10b) What are the limitations of the existing research?

  • Control groups: Most of the difficulties surrounding control groups involve the inability and lack of resources to select a control group equivalent to the experimental – interlock – group (e.g., comparable groups of licence-suspended impaired drivers). In order to create an appropriate control group a population of previously convicted impaired drivers would be randomly assigned to two groups: one receiving the alcohol interlock and the other one not receiving it (Raub et al. 2003). This can be challenging in offender studies for ethical and legal reasons.
  • Selection bias: Studies involving voluntary participants may have a selection bias effect, which means that there are some differences in these participants compared to other eligible offenders which can affect the result. DWI offenders assigned to an interlock program are often those who present the highest risk of reconviction which may result in findings much different than the conclusions drawn from a group of volunteers.

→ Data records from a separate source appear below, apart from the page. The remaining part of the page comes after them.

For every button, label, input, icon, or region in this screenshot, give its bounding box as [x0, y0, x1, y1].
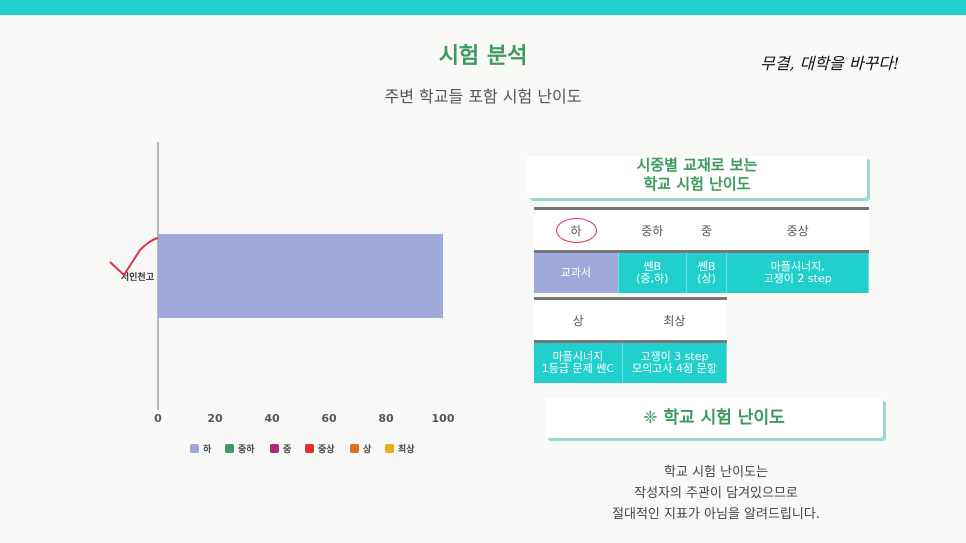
table-header-cell: 하	[534, 207, 619, 253]
top-accent-bar	[0, 0, 966, 15]
legend-label: 하	[203, 443, 212, 455]
legend-label: 상	[363, 443, 372, 455]
table-header-cell: 상	[534, 297, 623, 343]
x-tick-label: 40	[264, 412, 280, 425]
bar-하	[158, 234, 443, 318]
table-header-cell: 최상	[622, 297, 727, 343]
legend-label: 중	[283, 444, 291, 455]
legend-label: 중하	[238, 443, 255, 455]
card-title-line2: 학교 시험 난이도	[643, 175, 751, 193]
checkmark-icon	[109, 237, 159, 277]
table-header-cell: 중	[686, 207, 727, 253]
table-cell: 쎈B (중,하)	[618, 251, 687, 293]
legend-label: 중상	[318, 443, 335, 455]
x-tick-label: 80	[378, 412, 394, 425]
x-tick-label: 0	[154, 412, 162, 425]
legend-label: 최상	[398, 443, 415, 455]
textbook-difficulty-card: 시중별 교재로 보는 학교 시험 난이도	[527, 156, 867, 198]
table-header-cell: 중하	[618, 207, 687, 253]
card-title-line1: 시중별 교재로 보는	[636, 156, 758, 174]
x-tick-label: 20	[207, 412, 223, 425]
table-header-cell: 중상	[726, 207, 869, 253]
legend-swatch	[225, 444, 234, 453]
table-cell: 교과서	[534, 251, 619, 293]
legend-swatch	[190, 444, 199, 453]
page-title: 시험 분석	[438, 44, 528, 69]
school-difficulty-card: ❈ 학교 시험 난이도	[545, 398, 883, 438]
circled-level: 하	[555, 217, 597, 243]
difficulty-table-2: 상 최상 마플시너지 1등급 문제 쎈C 고쟁이 3 step 모의고사 4점 문항	[534, 297, 728, 383]
table-cell: 마플시너지, 고쟁이 2 step	[726, 251, 869, 293]
legend-swatch	[350, 444, 359, 453]
y-category-label: 서인천고	[121, 271, 154, 283]
table-cell: 쎈B (상)	[686, 251, 728, 293]
table-cell: 고쟁이 3 step 모의고사 4점 문항	[622, 341, 728, 383]
legend-swatch	[270, 444, 279, 453]
legend-swatch	[385, 444, 394, 453]
x-tick-label: 60	[321, 412, 337, 425]
legend-swatch	[305, 444, 314, 453]
disclaimer-text: 학교 시험 난이도는 작성자의 주관이 담겨있으므로 절대적인 지표가 아님을 …	[612, 465, 820, 522]
page-subtitle: 주변 학교들 포함 시험 난이도	[384, 87, 582, 106]
difficulty-table-1: 하 중하 중 중상 교과서 쎈B (중,하) 쎈B (상) 마플시너지, 고쟁이 2 …	[534, 207, 869, 293]
brand-slogan: 무결, 대학을 바꾸다!	[760, 54, 900, 73]
table-cell: 마플시너지 1등급 문제 쎈C	[534, 341, 623, 383]
x-tick-label: 100	[432, 412, 455, 425]
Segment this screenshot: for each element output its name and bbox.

  • A particular type of selection bias which needs to be accounted for is the impact of judicial discretion (Coben and Larkin 1999). Experimental design or randomized studies are difficult to execute because judges, for important reasons, hesitate to impose this sanction on a random basis. The sanction severely restricts the activities of half of the offenders in this manner, while not imposing the same or similar restrictions on the other half on the basis of nothing more than the luck of when their case was sentenced. While this limitation is a difficult obstacle to overcome, the differences in experimental and control groups could be addressed in future studies by assigning 100 consecutive subjects to a control group (Fulkerson 2003).

11) What research is still needed?

  • Optimal structure for alcohol interlock programs: such programs may be effective if they operate under either an administrative agency (e.g., motor vehicle administration) or the judicial system.

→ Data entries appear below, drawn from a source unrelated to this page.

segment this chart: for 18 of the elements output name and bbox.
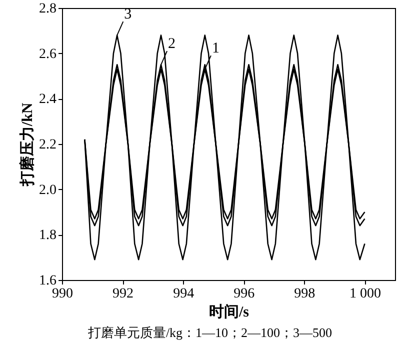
x-tick-label: 996 xyxy=(234,286,255,302)
y-tick-label: 2.8 xyxy=(39,2,56,16)
x-axis-title: 时间/s xyxy=(208,304,250,320)
y-tick-label: 1.6 xyxy=(39,274,56,288)
text: 打磨单元质量/kg：1—10；2—100；3—500 xyxy=(86,324,334,342)
y-tick-label: 1.8 xyxy=(39,228,56,244)
x-tick-label: 992 xyxy=(112,286,134,302)
annotation: 2 xyxy=(168,36,176,52)
x-tick-label: 994 xyxy=(173,286,194,302)
y-tick-label: 2.0 xyxy=(39,182,56,198)
x-tick-label: 990 xyxy=(52,286,73,302)
y-tick-label: 2.2 xyxy=(39,138,56,152)
y-tick-label: 2.4 xyxy=(39,92,56,108)
x-tick-label: 998 xyxy=(294,286,316,302)
y-tick-label: 2.6 xyxy=(39,46,56,62)
x-tick-label: 1 000 xyxy=(349,286,381,302)
annotation: 1 xyxy=(212,40,220,57)
y-axis-title: 打磨压力/kN xyxy=(18,102,36,188)
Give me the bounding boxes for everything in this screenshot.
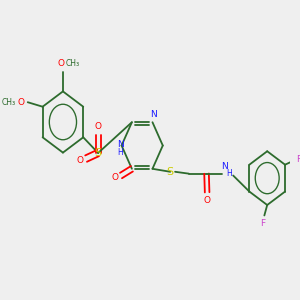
Text: F: F [296, 154, 300, 164]
Text: O: O [58, 59, 65, 68]
Text: O: O [94, 122, 102, 131]
Text: O: O [204, 196, 211, 205]
Text: O: O [111, 173, 118, 182]
Text: CH₃: CH₃ [2, 98, 16, 107]
Text: O: O [76, 156, 83, 165]
Text: N: N [117, 140, 124, 148]
Text: S: S [167, 167, 174, 177]
Text: S: S [94, 148, 102, 158]
Text: N: N [150, 110, 156, 119]
Text: H: H [118, 148, 123, 158]
Text: CH₃: CH₃ [66, 59, 80, 68]
Text: F: F [260, 219, 266, 228]
Text: H: H [226, 169, 232, 178]
Text: N: N [221, 162, 228, 171]
Text: O: O [18, 98, 25, 107]
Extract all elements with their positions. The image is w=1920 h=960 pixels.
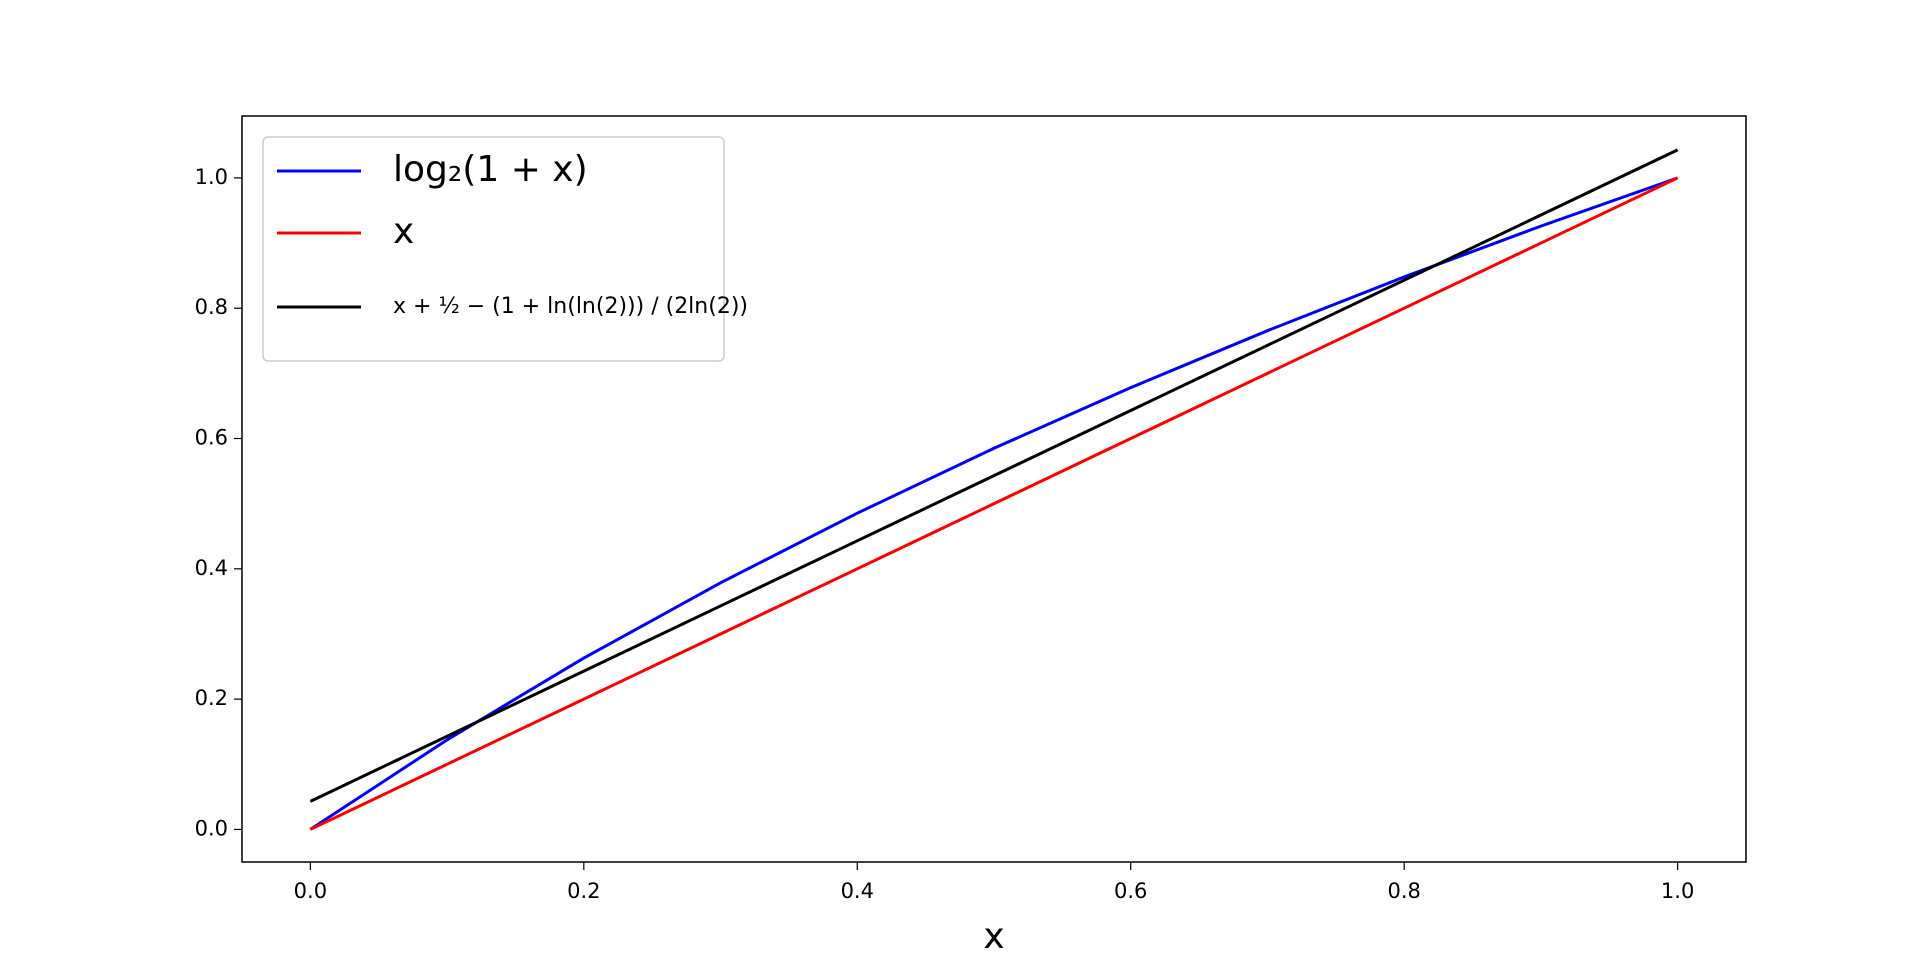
x-axis-label: x: [983, 916, 1004, 957]
plot-frame: [241, 115, 1747, 863]
legend-label: x + ½ − (1 + ln(ln(2))) / (2ln(2)): [393, 294, 748, 319]
x-tick-label: 0.2: [567, 879, 600, 903]
y-tick-label: 0.2: [195, 686, 228, 710]
y-tick-label: 0.4: [195, 556, 228, 580]
x-tick-label: 0.4: [841, 879, 874, 903]
legend-label: log₂(1 + x): [393, 149, 588, 190]
x-tick-label: 1.0: [1661, 879, 1694, 903]
x-tick-label: 0.6: [1114, 879, 1147, 903]
y-tick-label: 0.6: [195, 426, 228, 450]
x-tick-label: 0.8: [1387, 879, 1420, 903]
line-series: [309, 148, 1679, 803]
y-tick-label: 0.8: [195, 295, 228, 319]
legend-box: [262, 136, 725, 362]
legend-label: x: [393, 211, 414, 252]
y-tick-label: 1.0: [195, 165, 228, 189]
x-tick-label: 0.0: [294, 879, 327, 903]
y-tick-label: 0.0: [195, 816, 228, 840]
line-series: [309, 176, 1679, 831]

  • Monitoring function for alcohol interlock programs: research must be conducted to determine who should be responsible for monitoring offenders, their compliance, and the performance of the device. This may involve a probation officer based on a judicial program or service providers based on an administrative program.
  • Process evaluations of alcohol interlock programs: future research is needed to investigate the details of how an alcohol interlock program currently operates compared to how the program should operate. Evaluations also must be conducted on compliance with sentencing legislation requiring judges to order alcohol interlocks and compliance with court orders for installations by offenders.

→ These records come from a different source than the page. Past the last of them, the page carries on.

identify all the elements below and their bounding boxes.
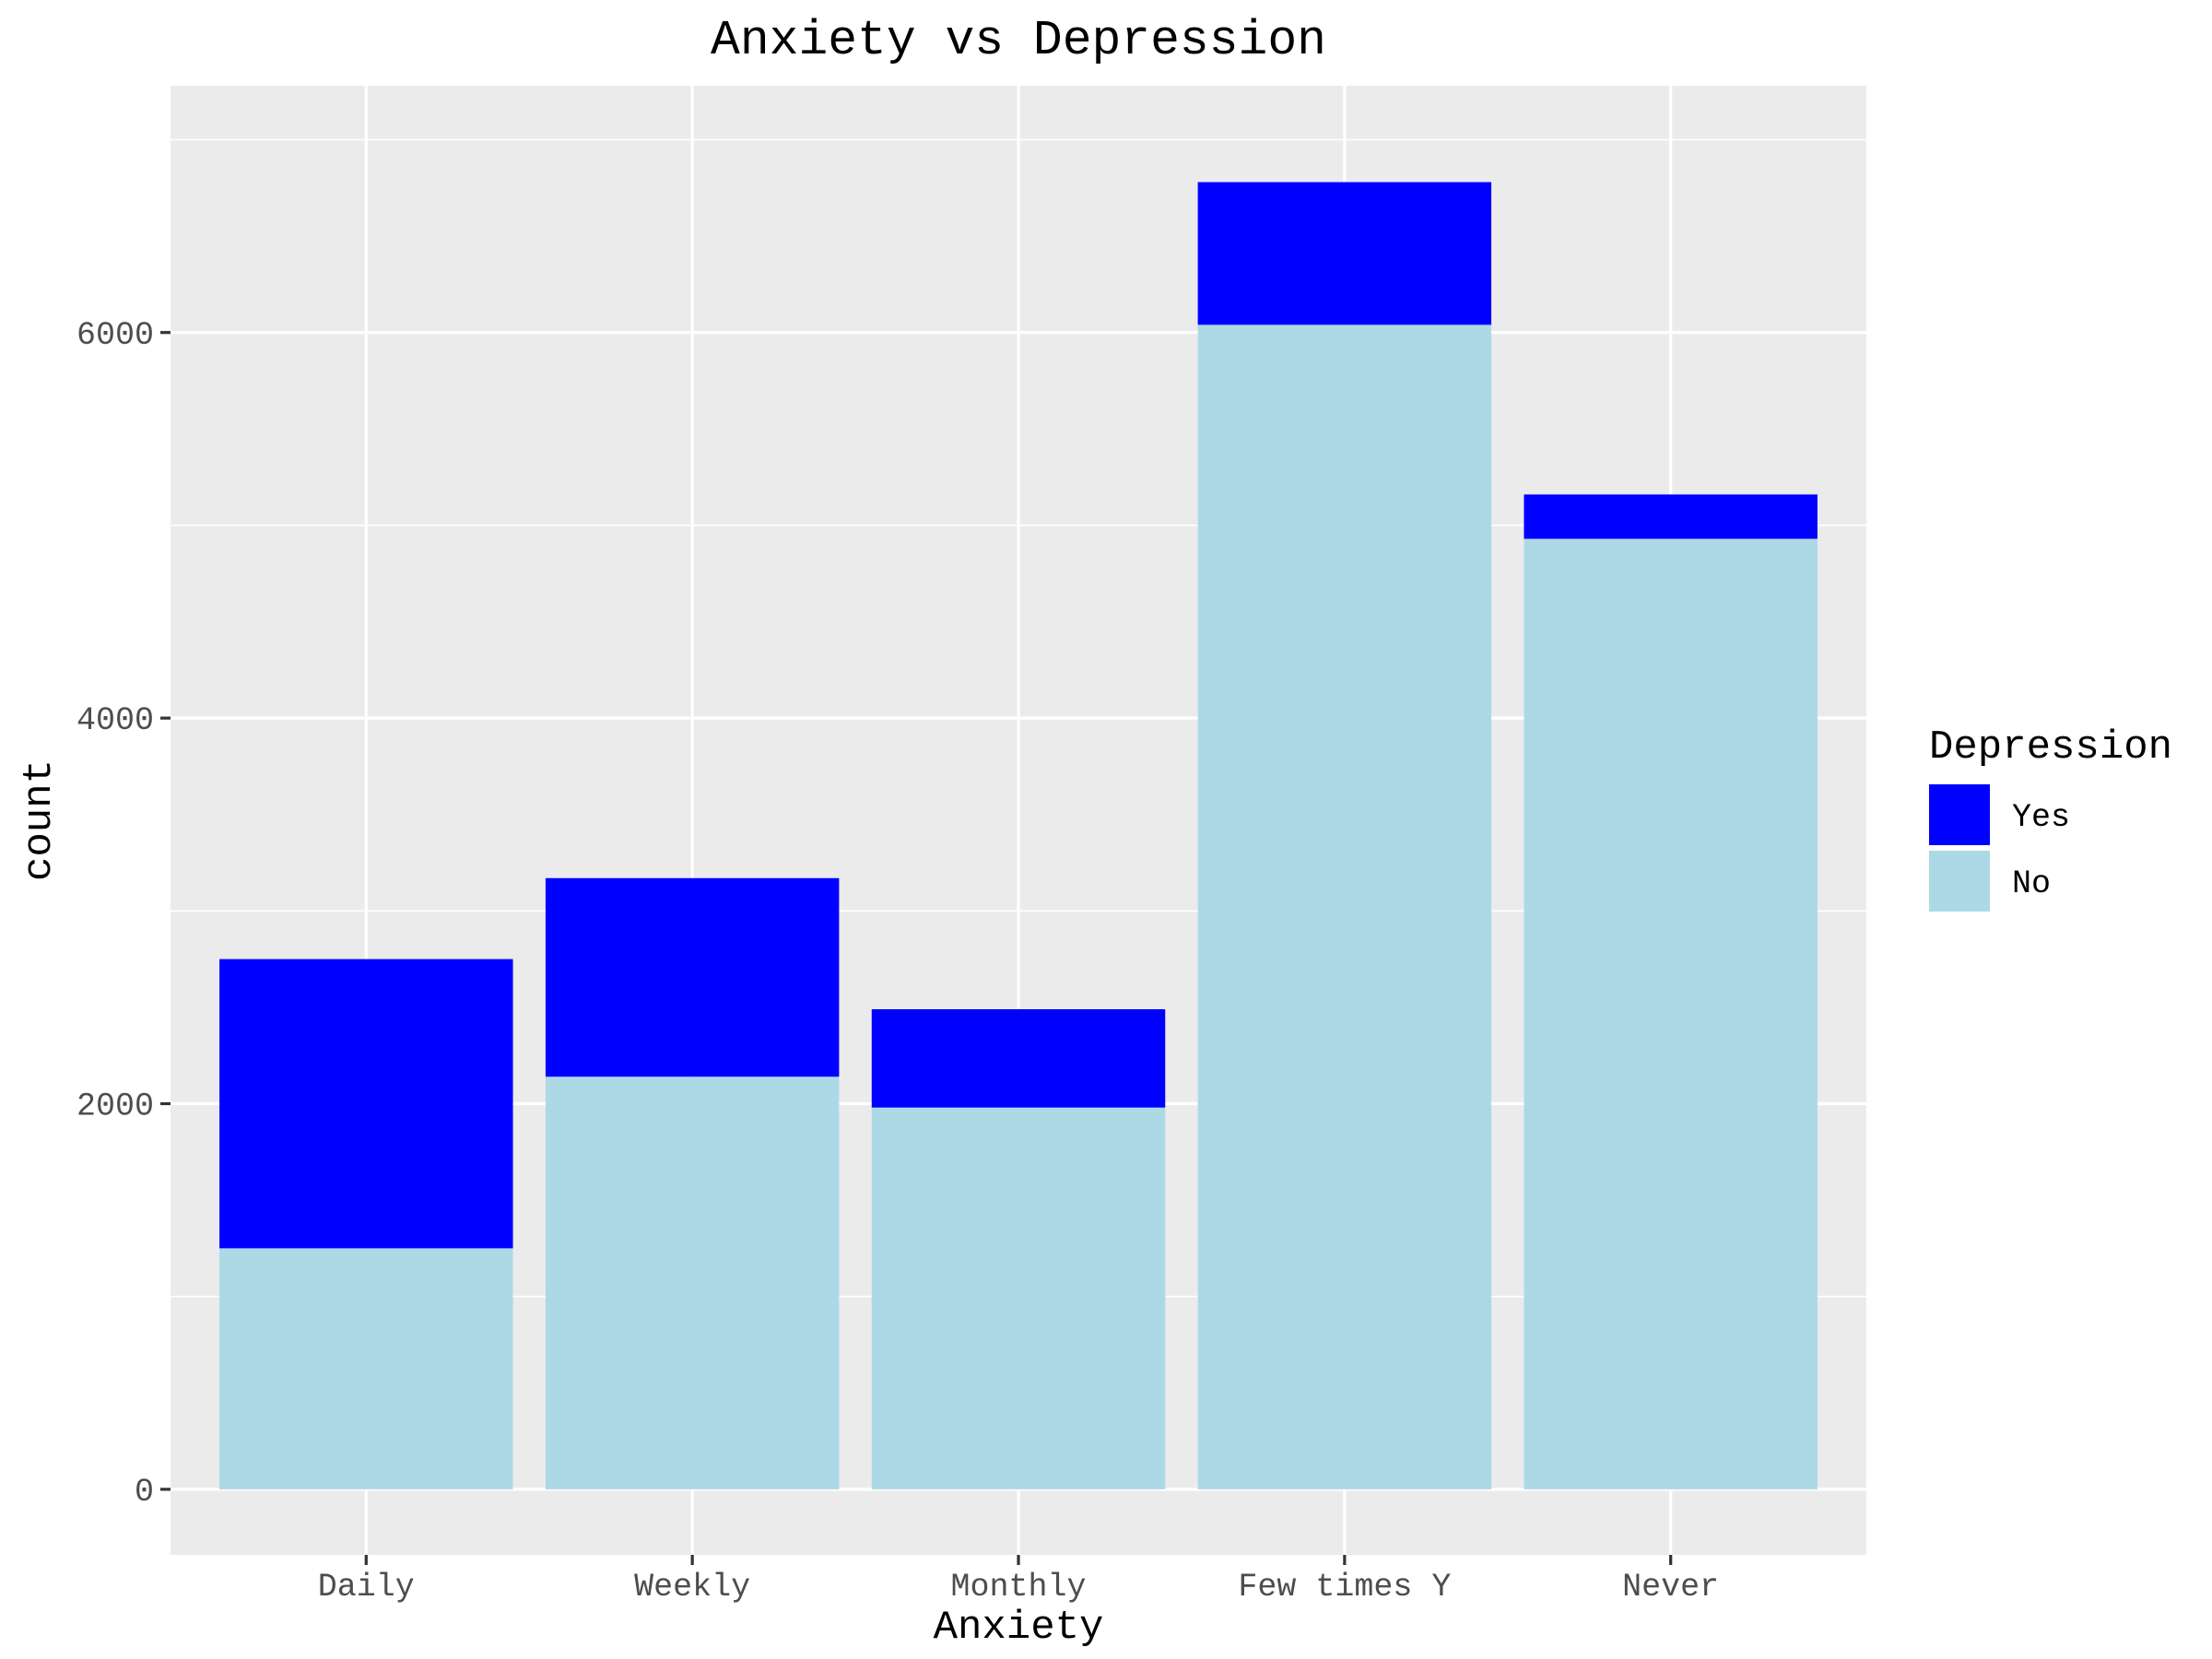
bar-no-daily (219, 1248, 513, 1489)
axes: 0 2000 4000 6000 Daily Weekly Monthly Few times… (76, 317, 1719, 1606)
bar-no-weekly (545, 1077, 840, 1489)
legend-entries: Yes No (1927, 782, 2070, 913)
x-tick-label: Daily (318, 1569, 415, 1606)
bar-yes-daily (219, 959, 513, 1249)
chart-title: Anxiety vs Depression (711, 13, 1326, 68)
x-tick-label: Few times Y (1238, 1569, 1451, 1606)
bars (219, 182, 1818, 1489)
x-axis-title: Anxiety (934, 1605, 1104, 1651)
bar-no-monthly (871, 1107, 1166, 1489)
y-tick-label: 4000 (76, 702, 154, 739)
legend: Depression Yes No (1927, 724, 2172, 913)
y-tick-label: 0 (135, 1474, 154, 1511)
y-axis-title: count (17, 759, 63, 881)
bar-yes-never (1524, 494, 1818, 539)
y-tick-label: 2000 (76, 1088, 154, 1125)
x-tick-label: Weekly (634, 1569, 750, 1606)
legend-title: Depression (1929, 724, 2172, 771)
bar-no-few-times-y (1197, 324, 1492, 1489)
bar-no-never (1524, 538, 1818, 1489)
bar-yes-weekly (545, 877, 840, 1077)
x-tick-label: Monthly (950, 1569, 1086, 1606)
x-tick-label: Never (1622, 1569, 1719, 1606)
bar-yes-few-times-y (1197, 182, 1492, 325)
bar-yes-monthly (871, 1009, 1166, 1108)
legend-label-no: No (2012, 865, 2051, 902)
legend-label-yes: Yes (2012, 799, 2070, 836)
legend-key-yes (1927, 782, 1992, 847)
legend-key-no (1927, 849, 1992, 913)
y-tick-label: 6000 (76, 317, 154, 354)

  • Outcome evaluations of alcohol interlock programs: all prior studies of alcohol interlocks are limited in that they relied upon re-arrest rate, an incomplete measure of DWI recidivism, as the sole and primary outcome measure (Coben and Larkin 1999). Future studies should routinely and more carefully examine crash rates, alcohol-related crash rates, death, and injuries as additional outcomes.
  • Interaction between alcohol interlocks and treatment: research is needed to demonstrate the beneficial effect of the integration of rehabilitation and interlock programs. Evidence suggests that the alcohol interlock effectively incapacitates drivers from operating a motor vehicle while impaired, but the device is not intended to assume a treatment role which would include modifying an offender’s behaviour. Further research could help solidify and strengthen the relationship with treatment providers (Beirness et al. 2003).